CISA warns of VMware ESXi bug exploited in ransomware attacks

CISA has ordered U.S. Federal Civilian Executive Branch (FCEB) agencies to secure their servers against a VMware ESXi authentication bypass vulnerability exploited in ransomware attacks.

Broadcom subsidiary VMware fixed this flaw (CVE-2024-37085) discovered by Microsoft security researchers on June 25 with the release of ESXi 8.0 U3.

CVE-2024-37085 allows attackers to add a new user to the ‘ESX Admins’ group—not present by default but can be added after gaining high privileges on the ESXi hypervisor—which will automatically be assigned full administrative privileges.

Even though successful exploitation would require user interaction and high privileges to pull off, and VMware rated the vulnerability as medium-severity, Microsoft revealed on Monday week that several ransomware gangs are already exploiting it to escalate to full admin privileges on domain-joined hypervisors.

Once they gain admin permissions, they steal sensitive data from VMs, move laterally through victims’ networks, and then encrypt the ESXi hypervisor’s file system, causing outages and disrupting business operations.

So far, CVE-2024-37085 has been exploited by ransomware operators tracked as Storm-0506, Storm-1175, Octo Tempest, and Manatee Tempest to deploy Akira and Black Basta ransomware.

Federal agencies have three weeks to secure vulnerable systems

Following Microsoft’s report, CISA has added the security vulnerability to its ‘Known Exploited Vulnerabilities’ catalog, serving as a warning that threat actors are leveraging it in attacks.

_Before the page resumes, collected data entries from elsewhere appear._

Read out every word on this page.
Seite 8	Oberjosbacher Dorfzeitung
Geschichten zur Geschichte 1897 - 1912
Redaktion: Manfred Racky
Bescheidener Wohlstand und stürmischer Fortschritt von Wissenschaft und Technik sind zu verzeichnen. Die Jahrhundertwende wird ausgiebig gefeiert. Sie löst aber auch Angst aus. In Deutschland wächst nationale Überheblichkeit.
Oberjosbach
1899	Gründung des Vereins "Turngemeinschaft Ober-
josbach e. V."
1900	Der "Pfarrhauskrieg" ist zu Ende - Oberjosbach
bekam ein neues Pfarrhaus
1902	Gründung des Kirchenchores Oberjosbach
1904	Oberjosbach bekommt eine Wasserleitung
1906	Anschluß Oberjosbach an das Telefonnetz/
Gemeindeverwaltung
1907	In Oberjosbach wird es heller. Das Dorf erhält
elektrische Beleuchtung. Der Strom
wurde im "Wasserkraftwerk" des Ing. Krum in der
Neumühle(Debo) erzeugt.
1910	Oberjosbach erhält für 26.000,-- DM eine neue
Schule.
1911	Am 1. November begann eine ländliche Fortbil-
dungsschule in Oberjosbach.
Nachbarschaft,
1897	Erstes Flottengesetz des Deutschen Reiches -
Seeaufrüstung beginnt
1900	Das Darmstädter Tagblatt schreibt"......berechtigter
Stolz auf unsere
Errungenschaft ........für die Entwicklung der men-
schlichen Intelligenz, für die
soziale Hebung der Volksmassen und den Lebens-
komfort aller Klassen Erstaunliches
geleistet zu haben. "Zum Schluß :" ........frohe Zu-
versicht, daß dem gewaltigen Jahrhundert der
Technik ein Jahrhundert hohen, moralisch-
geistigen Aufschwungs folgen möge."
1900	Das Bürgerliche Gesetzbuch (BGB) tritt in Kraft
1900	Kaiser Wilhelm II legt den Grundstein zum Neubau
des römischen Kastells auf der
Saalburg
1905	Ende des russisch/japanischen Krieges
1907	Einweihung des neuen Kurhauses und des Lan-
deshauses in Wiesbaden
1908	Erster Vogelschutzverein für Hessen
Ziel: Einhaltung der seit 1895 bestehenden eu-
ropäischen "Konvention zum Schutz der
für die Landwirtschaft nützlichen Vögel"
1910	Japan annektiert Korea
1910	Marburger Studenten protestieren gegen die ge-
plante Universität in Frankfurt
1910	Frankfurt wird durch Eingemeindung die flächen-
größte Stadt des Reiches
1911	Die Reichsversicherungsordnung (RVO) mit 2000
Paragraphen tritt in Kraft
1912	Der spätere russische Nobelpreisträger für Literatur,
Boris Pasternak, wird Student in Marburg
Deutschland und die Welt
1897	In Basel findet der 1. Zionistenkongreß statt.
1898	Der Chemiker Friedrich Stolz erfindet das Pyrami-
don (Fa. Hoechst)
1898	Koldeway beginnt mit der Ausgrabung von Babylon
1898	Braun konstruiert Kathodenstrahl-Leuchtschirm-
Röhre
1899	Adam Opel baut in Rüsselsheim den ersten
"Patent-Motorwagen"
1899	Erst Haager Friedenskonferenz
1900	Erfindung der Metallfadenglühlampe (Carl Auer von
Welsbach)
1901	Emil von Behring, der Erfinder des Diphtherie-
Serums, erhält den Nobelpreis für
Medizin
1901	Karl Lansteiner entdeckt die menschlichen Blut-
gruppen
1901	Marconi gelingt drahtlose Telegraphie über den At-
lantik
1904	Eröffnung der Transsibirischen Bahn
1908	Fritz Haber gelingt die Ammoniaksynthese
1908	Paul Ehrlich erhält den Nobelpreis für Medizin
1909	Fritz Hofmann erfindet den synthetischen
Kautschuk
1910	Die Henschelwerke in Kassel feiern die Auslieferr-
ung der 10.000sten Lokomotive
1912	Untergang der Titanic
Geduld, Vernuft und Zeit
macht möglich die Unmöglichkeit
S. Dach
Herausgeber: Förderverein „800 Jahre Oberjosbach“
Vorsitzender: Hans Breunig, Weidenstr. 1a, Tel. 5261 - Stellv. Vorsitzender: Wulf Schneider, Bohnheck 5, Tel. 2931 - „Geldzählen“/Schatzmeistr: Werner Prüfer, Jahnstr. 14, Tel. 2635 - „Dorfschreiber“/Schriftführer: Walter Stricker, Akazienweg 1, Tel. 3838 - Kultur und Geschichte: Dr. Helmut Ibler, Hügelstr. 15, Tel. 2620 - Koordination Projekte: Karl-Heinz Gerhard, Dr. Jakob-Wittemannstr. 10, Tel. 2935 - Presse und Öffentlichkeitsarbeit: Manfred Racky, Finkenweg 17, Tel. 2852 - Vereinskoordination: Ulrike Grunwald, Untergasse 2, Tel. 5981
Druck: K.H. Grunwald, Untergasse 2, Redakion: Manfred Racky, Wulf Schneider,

Federal Civilian Executive Branch Agencies (FCEB) agencies now have three weeks until August 20 to secure their systems against ongoing CVE-2024-37085 exploitation, according to the binding operational directive (BOD 22-01) issued in November 2021.

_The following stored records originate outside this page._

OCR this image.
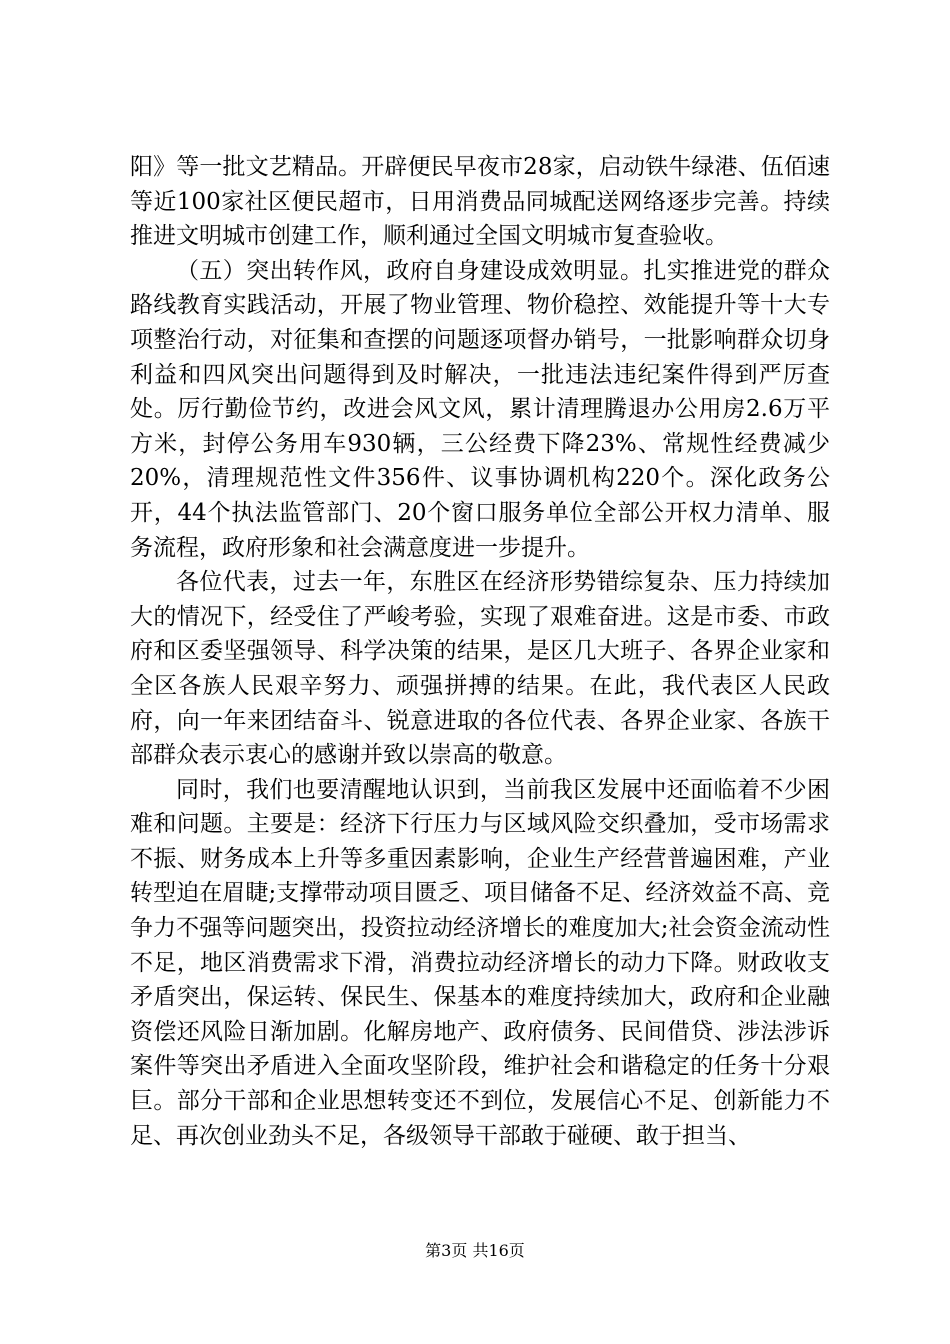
阳》等一批文艺精品。开辟便民早夜市28家，启动铁牛绿港、伍佰速等近100家社区便民超市，日用消费品同城配送网络逐步完善。持续推进文明城市创建工作，顺利通过全国文明城市复查验收。

（五）突出转作风，政府自身建设成效明显。扎实推进党的群众路线教育实践活动，开展了物业管理、物价稳控、效能提升等十大专项整治行动，对征集和查摆的问题逐项督办销号，一批影响群众切身利益和四风突出问题得到及时解决，一批违法违纪案件得到严厉查处。厉行勤俭节约，改进会风文风，累计清理腾退办公用房2.6万平方米，封停公务用车930辆，三公经费下降23%、常规性经费减少20%，清理规范性文件356件、议事协调机构220个。深化政务公开，44个执法监管部门、20个窗口服务单位全部公开权力清单、服务流程，政府形象和社会满意度进一步提升。

各位代表，过去一年，东胜区在经济形势错综复杂、压力持续加大的情况下，经受住了严峻考验，实现了艰难奋进。这是市委、市政府和区委坚强领导、科学决策的结果，是区几大班子、各界企业家和全区各族人民艰辛努力、顽强拼搏的结果。在此，我代表区人民政府，向一年来团结奋斗、锐意进取的各位代表、各界企业家、各族干部群众表示衷心的感谢并致以崇高的敬意。

同时，我们也要清醒地认识到，当前我区发展中还面临着不少困难和问题。主要是：经济下行压力与区域风险交织叠加，受市场需求不振、财务成本上升等多重因素影响，企业生产经营普遍困难，产业转型迫在眉睫;支撑带动项目匮乏、项目储备不足、经济效益不高、竞争力不强等问题突出，投资拉动经济增长的难度加大;社会资金流动性不足，地区消费需求下滑，消费拉动经济增长的动力下降。财政收支矛盾突出，保运转、保民生、保基本的难度持续加大，政府和企业融资偿还风险日渐加剧。化解房地产、政府债务、民间借贷、涉法涉诉案件等突出矛盾进入全面攻坚阶段，维护社会和谐稳定的任务十分艰巨。部分干部和企业思想转变还不到位，发展信心不足、创新能力不足、再次创业劲头不足，各级领导干部敢于碰硬、敢于担当、

第3页 共16页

Although this directive only applies to federal agencies, the cybersecurity agency strongly urged all organizations to prioritize fixing the flaw and thwart ransomware attacks that could target their networks.

“These types of vulnerabilities are frequent attack vectors for malicious cyber actors and pose significant risks to the federal enterprise,” CISA warned.

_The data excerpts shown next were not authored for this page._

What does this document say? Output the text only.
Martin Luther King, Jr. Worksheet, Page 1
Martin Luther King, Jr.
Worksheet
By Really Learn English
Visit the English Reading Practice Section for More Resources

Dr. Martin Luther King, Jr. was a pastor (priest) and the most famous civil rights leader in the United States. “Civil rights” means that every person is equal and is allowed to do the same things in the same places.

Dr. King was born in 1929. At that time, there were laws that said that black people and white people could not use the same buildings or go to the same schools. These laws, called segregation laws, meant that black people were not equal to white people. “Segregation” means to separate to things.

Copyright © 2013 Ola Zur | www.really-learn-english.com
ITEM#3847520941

For years, ransomware operations have shifted their focus to targeting their victims’ ESXi virtual machines (VMs), particularly after the victims have started using them to store sensitive data and host critical applications.

However, until now, they’ve primarily used Linux lockers designed to encrypt VMs rather than exploiting specific security vulnerabilities in ESXi (such as CVE-2024-37085), even though doing so could provide a faster way to access victims’ hypervisors.